Thu Oct 4 03:37:56 PDT 2012

On Oct 3, 2012, at 11:37 PM, Brian Goetz <brian.goetz at Oracle.COM> wrote:
> Another implementation approach would be to only have one Map, a ConcurrentHashMap, whose keys are StreamBuilders.  The first thread to discover a key does a putIfAbsent(k, new SB()).  Insertion proceeds as 
> 
>  synchronized(sb) {
>    sb.add(v);
>  }
> 
> If the classifier function spreads the keys broadly then contention may not be a huge issue, and then there is no reduction phase at all. 
> 

I was wondering about using CHM and the contention on the value, i was going out my way to try and avoid using "synchronised" :-), 

It is certainly much simpler and using this approach we can also explicitly cache and reuse sink chain.

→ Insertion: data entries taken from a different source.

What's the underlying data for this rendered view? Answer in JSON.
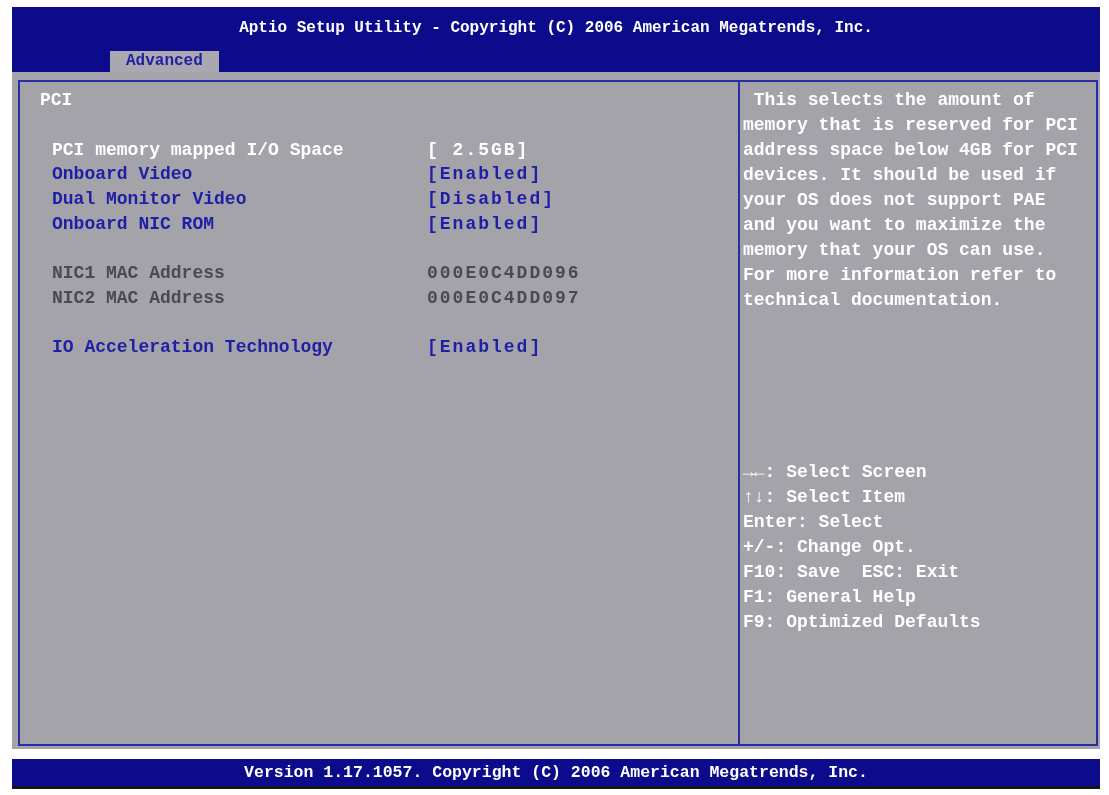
{
  "header": {
    "title": "Aptio Setup Utility - Copyright (C) 2006 American Megatrends, Inc."
  },
  "tabs": [
    {
      "label": "Advanced",
      "selected": true
    }
  ],
  "settings": {
    "heading": "PCI",
    "groups": [
      {
        "items": [
          {
            "kind": "option",
            "label": "PCI memory mapped I/O Space",
            "value": "[ 2.5GB]",
            "selected": true
          },
          {
            "kind": "option",
            "label": "Onboard Video",
            "value": "[Enabled]",
            "selected": false
          },
          {
            "kind": "option",
            "label": "Dual Monitor Video",
            "value": "[Disabled]",
            "selected": false
          },
          {
            "kind": "option",
            "label": "Onboard NIC ROM",
            "value": "[Enabled]",
            "selected": false
          }
        ]
      },
      {
        "items": [
          {
            "kind": "info",
            "label": "NIC1 MAC Address",
            "value": "000E0C4DD096",
            "selected": false
          },
          {
            "kind": "info",
            "label": "NIC2 MAC Address",
            "value": "000E0C4DD097",
            "selected": false
          }
        ]
      },
      {
        "items": [
          {
            "kind": "option",
            "label": "IO Acceleration Technology",
            "value": "[Enabled]",
            "selected": false
          }
        ]
      }
    ]
  },
  "help": {
    "description": "This selects the amount of memory that is reserved for PCI address space below 4GB for PCI devices. It should be used if your OS does not support PAE and you want to maximize the memory that your OS can use. For more information refer to technical documentation.",
    "keys": [
      "→←: Select Screen",
      "↑↓: Select Item",
      "Enter: Select",
      "+/-: Change Opt.",
      "F10: Save  ESC: Exit",
      "F1: General Help",
      "F9: Optimized Defaults"
    ]
  },
  "footer": {
    "text": "Version 1.17.1057. Copyright (C) 2006 American Megatrends, Inc."
  }
}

However, it does bring up two issues:

1) null keys, which would be disallowed for the parallel case when using CHM but not necessarily for the sequential case; and

2) order of elements in the StreamBuilder. When using CHM the order of elements in the collection may not relate to the encounter order, where as in the reducing implementation that order is preserved, which if the input is sorted then so are the collections. I suppose since Collection is specified as the map value we are not making any guarantee about order.

Here's a new webrev (based on the previous one, sorry it was just quicker/easier that way) to compare and contrast:

  http://cr.openjdk.java.net/~psandoz/lambda/pargroupby2/webrev/

Notice the change in GroupByOpTest to not rely on order when comparing the Collection<T> values.

Paul.